Question 4.4

A man stands poised, paintbrush in hand. His mind is racing, “What next?” he wonders silently. His passive contemplation is shattered by a lightning bolt of purest inspiration. Groaning in near ecstatsy, he convulsively paints, brush stroke after brush stroke of inspired movement, a frenzied orgasm of delirious knowing fills him and the room as the painting seems to come to life of its own glorious volition, each moment a fulfillment of the promise of things to come. The brush seems less like a tool than the very hand of god, frantically calling forth life from clay and canvas alike. In a paroxysm of purest joy, he stands a moment apart from his masterpiece, panting, splattered, and reeking of the bullshit of artistic pretension. This does not happen, this is not art.

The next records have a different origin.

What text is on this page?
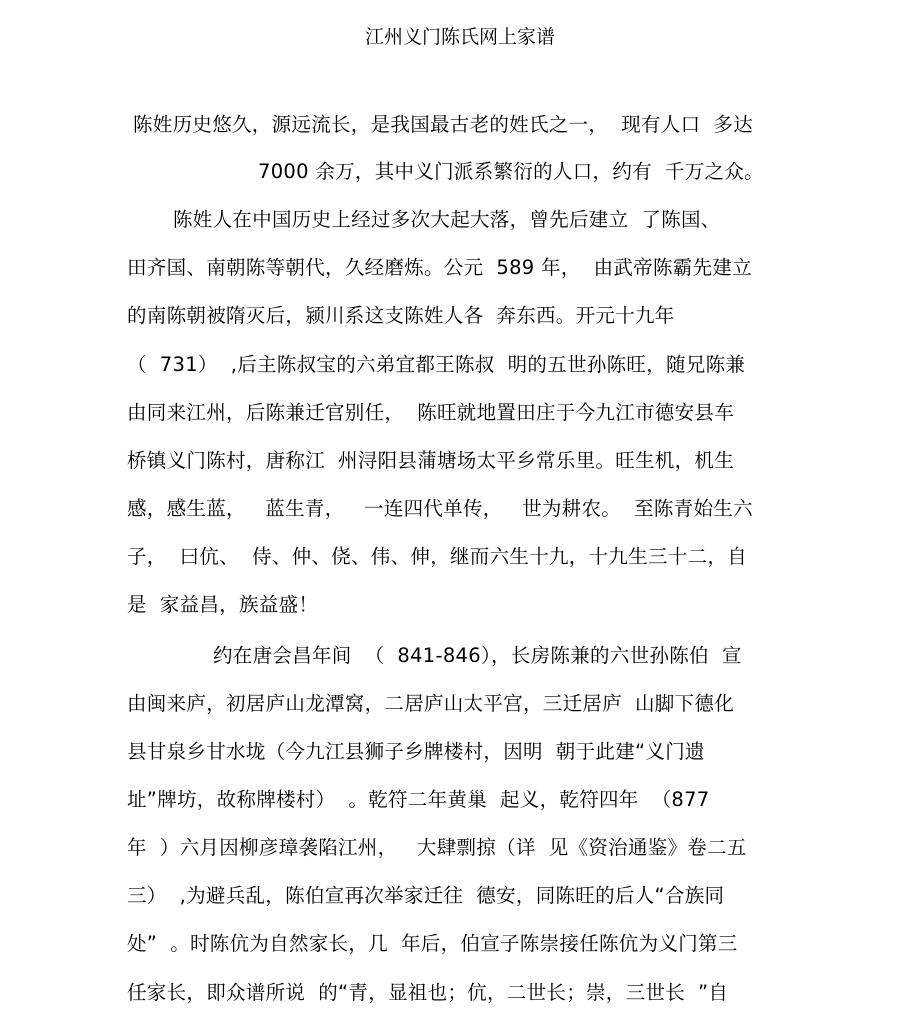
江州义门陈氏网上家谱
陈姓历史悠久，源远流长，是我国最古老的姓氏之一，  现有人口  多达
7000 余万，其中义门派系繁衍的人口，约有  千万之众。
陈姓人在中国历史上经过多次大起大落，曾先后建立  了陈国、
田齐国、南朝陈等朝代，久经磨炼。公元  589 年，  由武帝陈霸先建立
的南陈朝被隋灭后，颍川系这支陈姓人各  奔东西。开元十九年
（  731）  ,后主陈叔宝的六弟宜都王陈叔  明的五世孙陈旺，随兄陈兼
由同来江州，后陈兼迁官别任，  陈旺就地置田庄于今九江市德安县车
桥镇义门陈村，唐称江  州浔阳县蒲塘场太平乡常乐里。旺生机，机生
感，感生蓝，   蓝生青，   一连四代单传，   世为耕农。  至陈青始生六
子，  曰伉、  侍、仲、侥、伟、伸，继而六生十九，十九生三十二，自
是  家益昌，族益盛！
约在唐会昌年间  （  841-846），长房陈兼的六世孙陈伯  宣
由闽来庐，初居庐山龙潭窝，二居庐山太平宫，三迁居庐  山脚下德化
县甘泉乡甘水垅（今九江县狮子乡牌楼村，因明  朝于此建“义门遗
址”牌坊，故称牌楼村）  。乾符二年黄巢  起义，乾符四年  （877
年  ）六月因柳彦璋袭陷江州，   大肆剽掠（详  见《资治通鉴》卷二五
三）  ,为避兵乱，陈伯宣再次举家迁往  德安，同陈旺的后人“合族同
处”  。时陈伉为自然家长，几  年后，伯宣子陈崇接任陈伉为义门第三
任家长，即众谱所说  的“青，显祖也；伉，二世长；崇，三世长  ”自
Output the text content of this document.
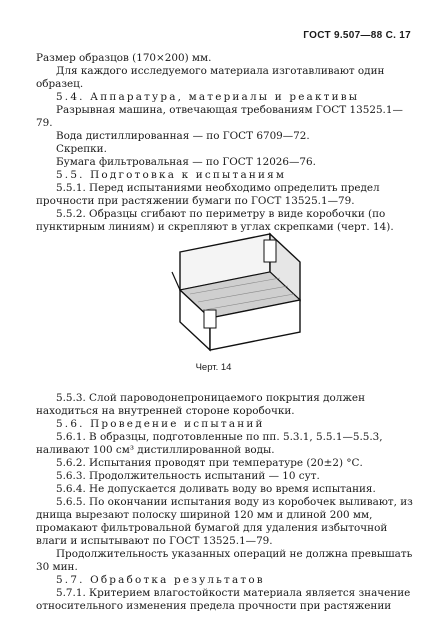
ГОСТ 9.507—88 С. 17

Размер образцов (170×200) мм.

Для каждого исследуемого материала изготавливают один образец.

5.4. Аппаратура, материалы и реактивы

Разрывная машина, отвечающая требованиям ГОСТ 13525.1—79.

Вода дистиллированная — по ГОСТ 6709—72.

Скрепки.

Бумага фильтровальная — по ГОСТ 12026—76.

5.5. Подготовка к испытаниям

5.5.1. Перед испытаниями необходимо определить предел прочности при растяжении бумаги по ГОСТ 13525.1—79.

5.5.2. Образцы сгибают по периметру в виде коробочки (по пунктирным линиям) и скрепляют в углах скрепками (черт. 14).

Черт. 14

5.5.3. Слой пароводонепроницаемого покрытия должен находиться на внутренней стороне коробочки.

5.6. Проведение испытаний

5.6.1. В образцы, подготовленные по пп. 5.3.1, 5.5.1—5.5.3, наливают 100 см³ дистиллированной воды.

5.6.2. Испытания проводят при температуре (20±2) °С.

5.6.3. Продолжительность испытаний — 10 сут.

5.6.4. Не допускается доливать воду во время испытания.

5.6.5. По окончании испытания воду из коробочек выливают, из днища вырезают полоску шириной 120 мм и длиной 200 мм, промакают фильтровальной бумагой для удаления избыточной влаги и испытывают по ГОСТ 13525.1—79.

Продолжительность указанных операций не должна превышать 30 мин.

5.7. Обработка результатов

5.7.1. Критерием влагостойкости материала является значение относительного изменения предела прочности при растяжении
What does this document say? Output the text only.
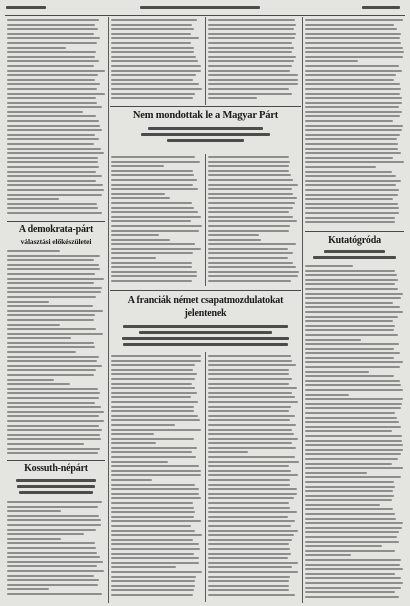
A demokrata-párt
választási előkészületei
Kossuth-népárt
Nem mondottak le a Magyar Párt
A franciák német csapatmozdulatokat
jelentenek
Kutatógróda
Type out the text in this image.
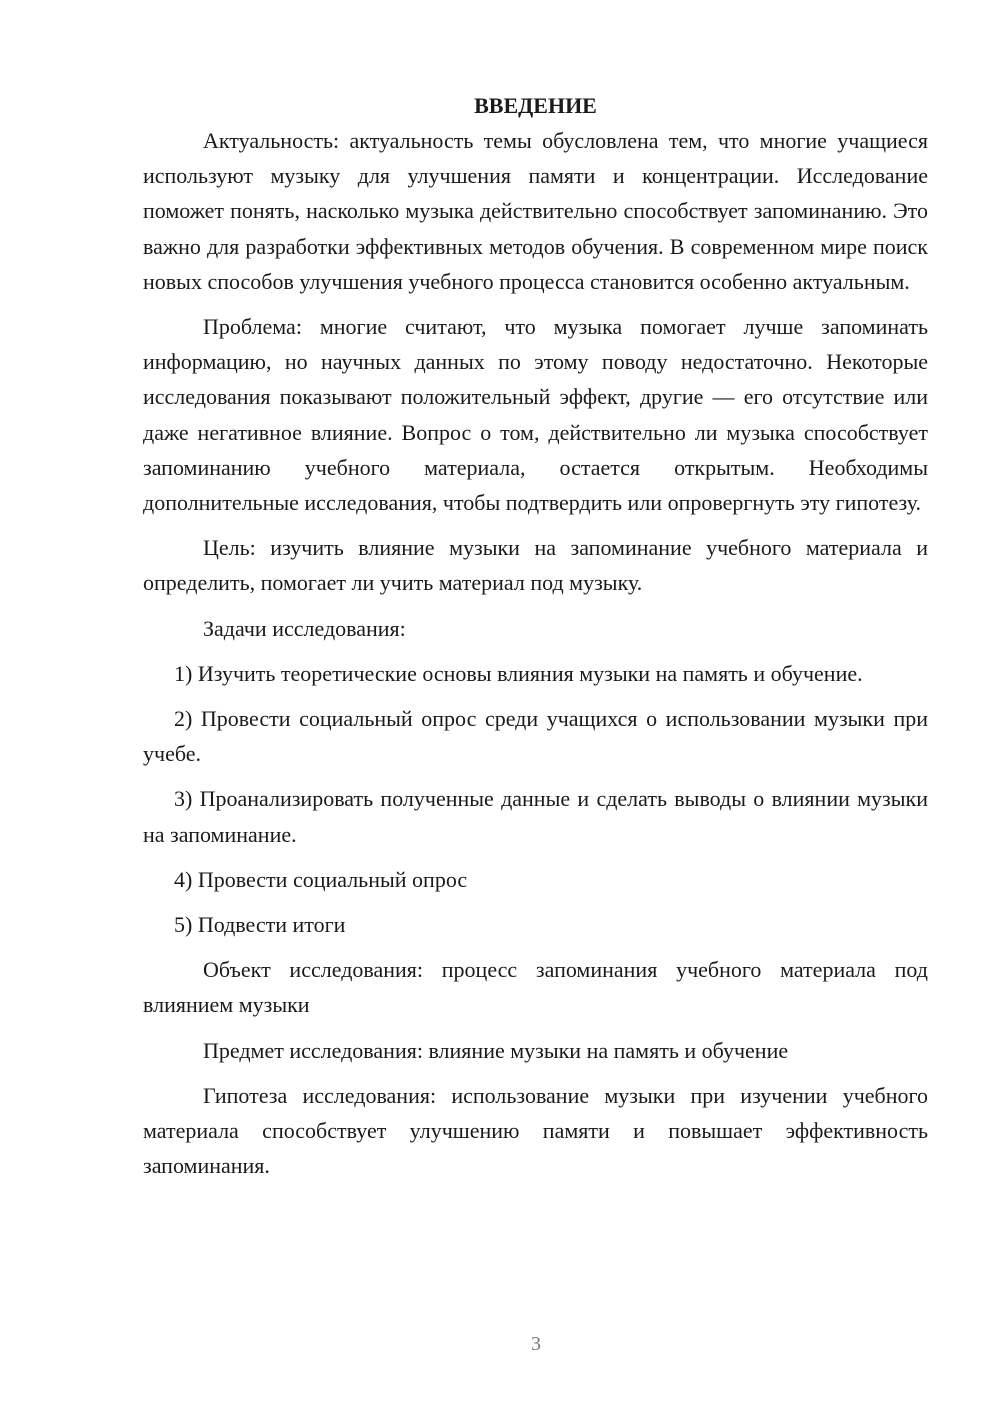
ВВЕДЕНИЕ

Актуальность: актуальность темы обусловлена тем, что многие учащиеся используют музыку для улучшения памяти и концентрации. Исследование поможет понять, насколько музыка действительно способствует запоминанию. Это важно для разработки эффективных методов обучения. В современном мире поиск новых способов улучшения учебного процесса становится особенно актуальным.

Проблема: многие считают, что музыка помогает лучше запоминать информацию, но научных данных по этому поводу недостаточно. Некоторые исследования показывают положительный эффект, другие — его отсутствие или даже негативное влияние. Вопрос о том, действительно ли музыка способствует запоминанию учебного материала, остается открытым. Необходимы дополнительные исследования, чтобы подтвердить или опровергнуть эту гипотезу.

Цель: изучить влияние музыки на запоминание учебного материала и определить, помогает ли учить материал под музыку.

Задачи исследования:

1) Изучить теоретические основы влияния музыки на память и обучение.

2) Провести социальный опрос среди учащихся о использовании музыки при учебе.

3) Проанализировать полученные данные и сделать выводы о влиянии музыки на запоминание.

4) Провести социальный опрос

5) Подвести итоги

Объект исследования: процесс запоминания учебного материала под влиянием музыки

Предмет исследования: влияние музыки на память и обучение

Гипотеза исследования: использование музыки при изучении учебного материала способствует улучшению памяти и повышает эффективность запоминания.

3
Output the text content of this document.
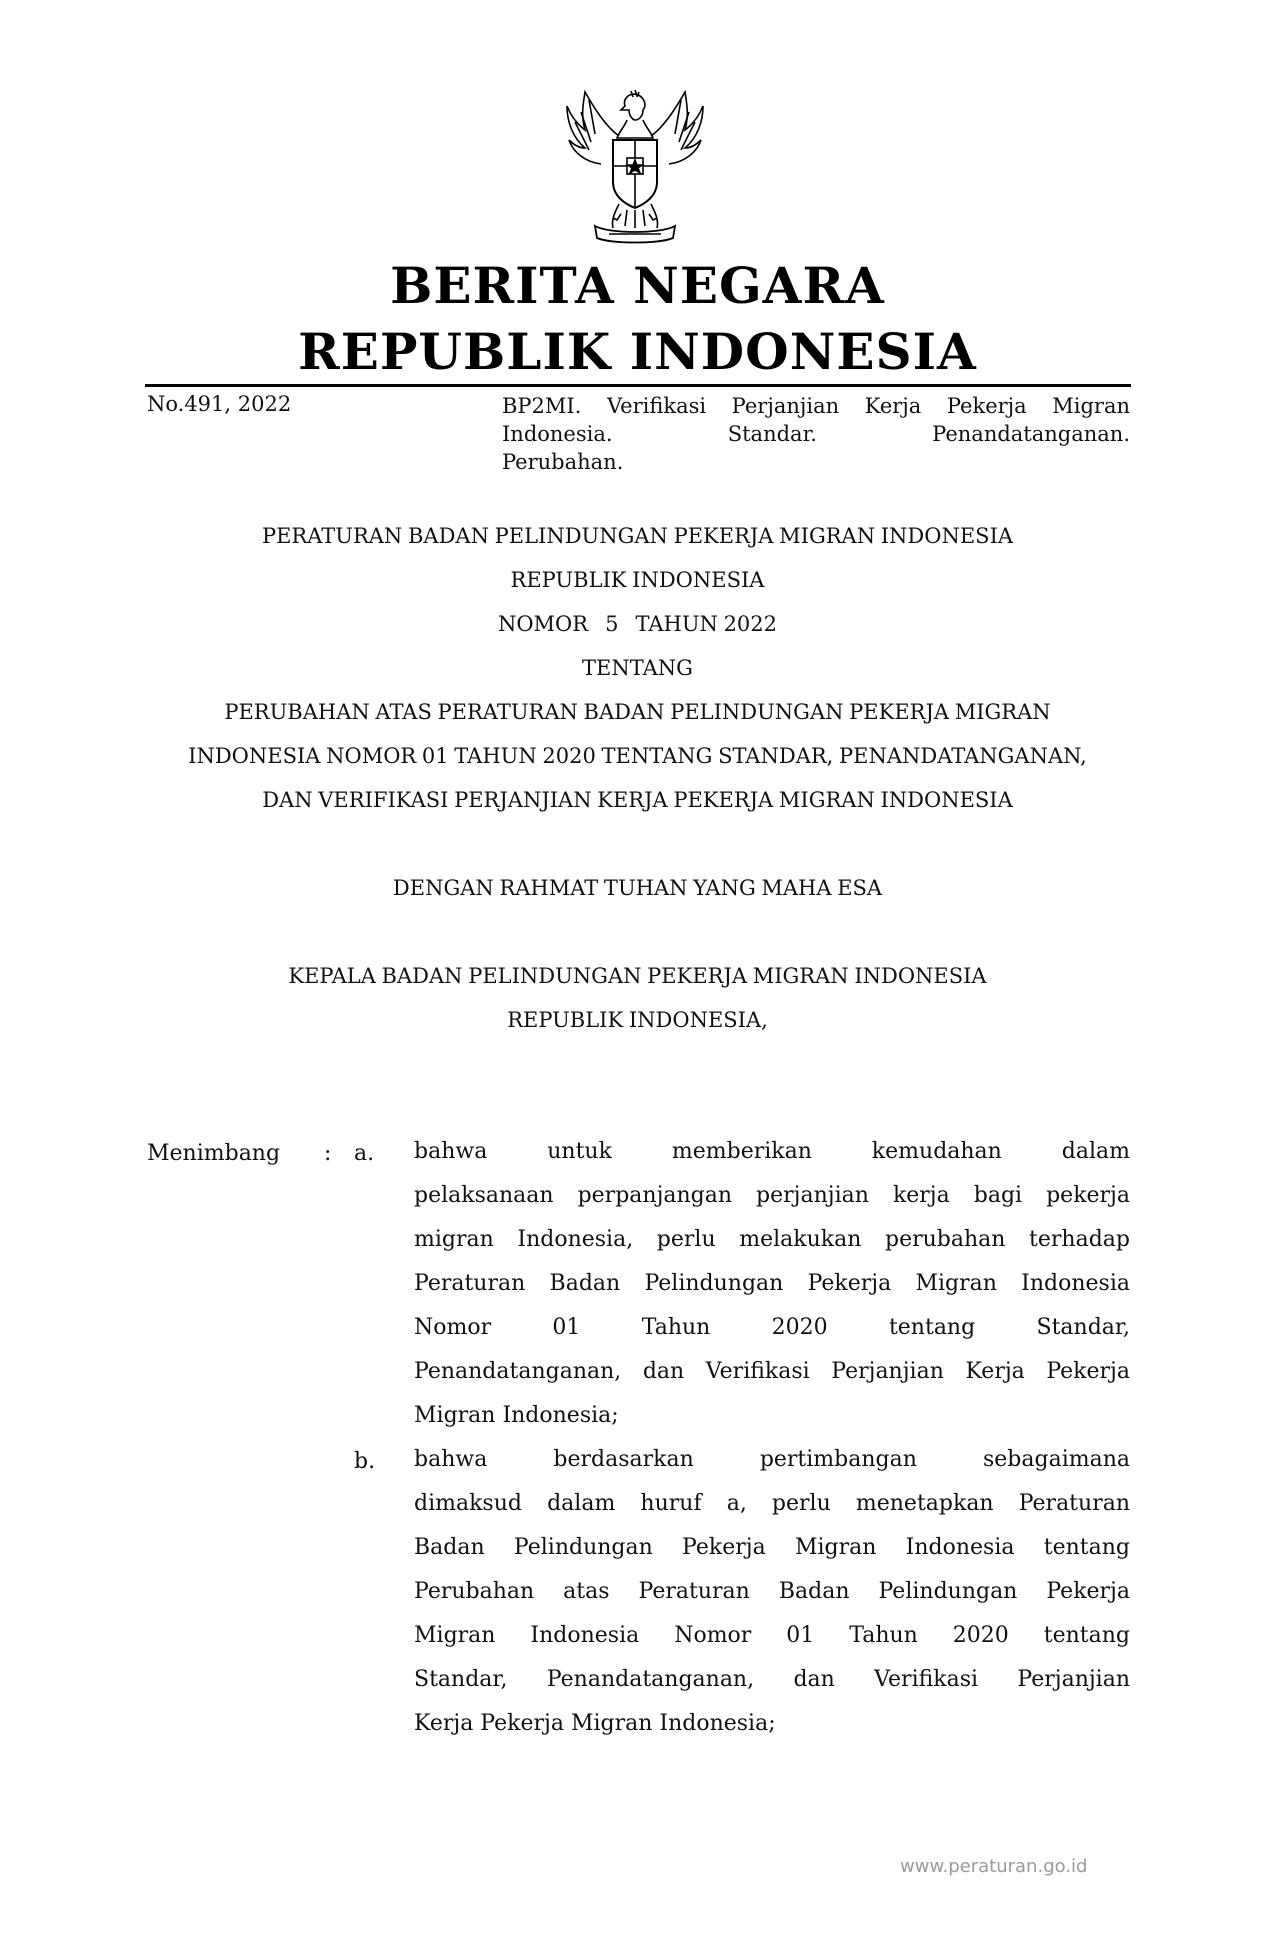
BERITA NEGARA
REPUBLIK INDONESIA
No.491, 2022	BP2MI. Verifikasi Perjanjian Kerja Pekerja Migran
Indonesia. Standar. Penandatanganan.
Perubahan.
PERATURAN BADAN PELINDUNGAN PEKERJA MIGRAN INDONESIA
REPUBLIK INDONESIA
NOMOR   5   TAHUN 2022
TENTANG
PERUBAHAN ATAS PERATURAN BADAN PELINDUNGAN PEKERJA MIGRAN
INDONESIA NOMOR 01 TAHUN 2020 TENTANG STANDAR, PENANDATANGANAN,
DAN VERIFIKASI PERJANJIAN KERJA PEKERJA MIGRAN INDONESIA
DENGAN RAHMAT TUHAN YANG MAHA ESA
KEPALA BADAN PELINDUNGAN PEKERJA MIGRAN INDONESIA
REPUBLIK INDONESIA,
Menimbang : a. bahwa untuk memberikan kemudahan dalam
pelaksanaan perpanjangan perjanjian kerja bagi pekerja
migran Indonesia, perlu melakukan perubahan terhadap
Peraturan Badan Pelindungan Pekerja Migran Indonesia
Nomor 01 Tahun 2020 tentang Standar,
Penandatanganan, dan Verifikasi Perjanjian Kerja Pekerja
Migran Indonesia;
b. bahwa berdasarkan pertimbangan sebagaimana
dimaksud dalam huruf a, perlu menetapkan Peraturan
Badan Pelindungan Pekerja Migran Indonesia tentang
Perubahan atas Peraturan Badan Pelindungan Pekerja
Migran Indonesia Nomor 01 Tahun 2020 tentang
Standar, Penandatanganan, dan Verifikasi Perjanjian
Kerja Pekerja Migran Indonesia;
www.peraturan.go.id
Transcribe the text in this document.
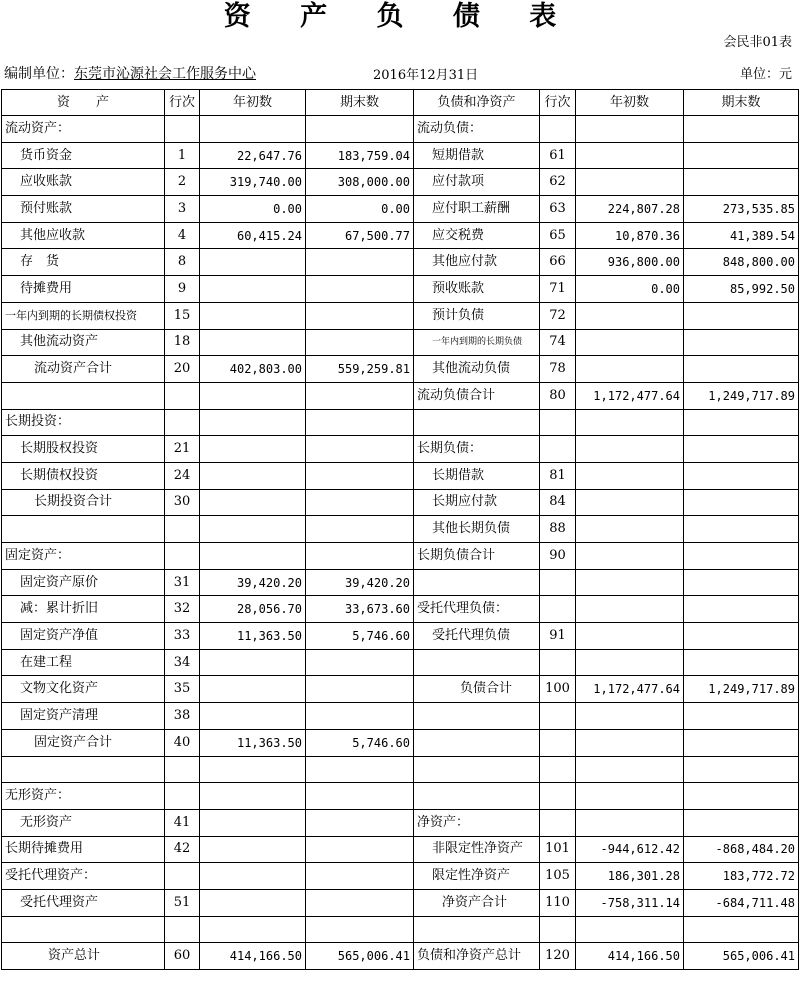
资 产 负 债 表
会民非01表
编制单位：东莞市沁源社会工作服务中心	2016年12月31日	单位：元
资　　产	行次	年初数	期末数	负债和净资产	行次	年初数	期末数
流动资产：				流动负债：			
货币资金	1	22,647.76	183,759.04	短期借款	61		
应收账款	2	319,740.00	308,000.00	应付款项	62		
预付账款	3	0.00	0.00	应付职工薪酬	63	224,807.28	273,535.85
其他应收款	4	60,415.24	67,500.77	应交税费	65	10,870.36	41,389.54
存　货	8			其他应付款	66	936,800.00	848,800.00
待摊费用	9			预收账款	71	0.00	85,992.50
一年内到期的长期债权投资	15			预计负债	72		
其他流动资产	18			一年内到期的长期负债	74		
流动资产合计	20	402,803.00	559,259.81	其他流动负债	78		
				流动负债合计	80	1,172,477.64	1,249,717.89
长期投资：							
长期股权投资	21			长期负债：			
长期债权投资	24			长期借款	81		
长期投资合计	30			长期应付款	84		
				其他长期负债	88		
固定资产：				长期负债合计	90		
固定资产原价	31	39,420.20	39,420.20				
减：累计折旧	32	28,056.70	33,673.60	受托代理负债：			
固定资产净值	33	11,363.50	5,746.60	受托代理负债	91		
在建工程	34						
文物文化资产	35			负债合计	100	1,172,477.64	1,249,717.89
固定资产清理	38						
固定资产合计	40	11,363.50	5,746.60				

无形资产：							
无形资产	41			净资产：			
长期待摊费用	42			非限定性净资产	101	-944,612.42	-868,484.20
受托代理资产：				限定性净资产	105	186,301.28	183,772.72
受托代理资产	51			净资产合计	110	-758,311.14	-684,711.48

资产总计	60	414,166.50	565,006.41	负债和净资产总计	120	414,166.50	565,006.41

A man walks into the hall of a silent museum. It is after hours, dark and quiet, the only sound that of the guards snoring down the hall. This, he realizes, is his canvas. This wall itself is the stretcher, the drywall and plaster his canvas. He has been commissioned by the museum to display an installation piece here. He has, in fact, been given the whole room. The walls themselves are context, the museum a frame so much the larger. How often, he thinks, is a man given a frame within a frame to begin with? And so large a frame indeed. Where does one begin to border the piece within the room? Can he add a third boundary? A fourth? It is the self referential nature of the place itself he cannot seem to escaape. Everything he does here is Art. If he were to shit on a plate and put it under the lights just so, it would be a marvel. It must be, for this is a museum of Art, a place where the divine go to die, and the rich come to flaunt their misunderstandings. What does one “install” per se, in such a hallowed place? This is not, he understands, a room designed solely for the appreciation of great art, but also for the celebration of the commodification of the same. There is a cover charge here, a required donation. Everyman a patron of the arts, everyman a Medici. It is, in fact, a perfectly democratic auction hall, everyone buys the experience for the same price, and everyone who walks these halls owns a piece of everything here. He wonders about that for a moment. He has sold pieces before. So, whose pieces were they now? Once they were sold, did he still have a claim on them? Whose were they? And if ownership of the piece can be so readily tranferred, what of meaning? What great shoulders does that behemoth sit upon? Who decides the meaning, the man who views it, the man who owns it, the man who creates it? It is all too much to define. Sighing happily, he picks up his hammer. He will a nail a banister to the wall tonight. It will be his greatest work.

Art is not the artist, nor is it an inspiration, a technique, a methodology. Art is neither the created nor the creation. Who can say what art is? If we can not decide what Art is, then maybe we can choose, at least, when Art is. Art is only when something is considered as such. It is the moment when someone, pay no mind to who or whom, thinks for a moment, “That is bad art,” or, “that is good art,” or “that is not art at all! “ It is the act of artistic consideration when art is born. It emerges into the world whole and complete, inviolate. It cannot be contradicted anymore than a minute can be said to have not passed. It is, by virtue of its acceptance or rejection, it becomes, and that becoming is complete, entire, and inescapable. We may buy it, sell it, burn it in a pyre, it may be shat upon or worshipped, but it is none the more and the none the less Art. The moment of its genesis creates it, and it continues as such for as long as that consideration is held, regardless of verdict. The innocent here are merely proven to BE, we shall leave questions of guilt to the gods.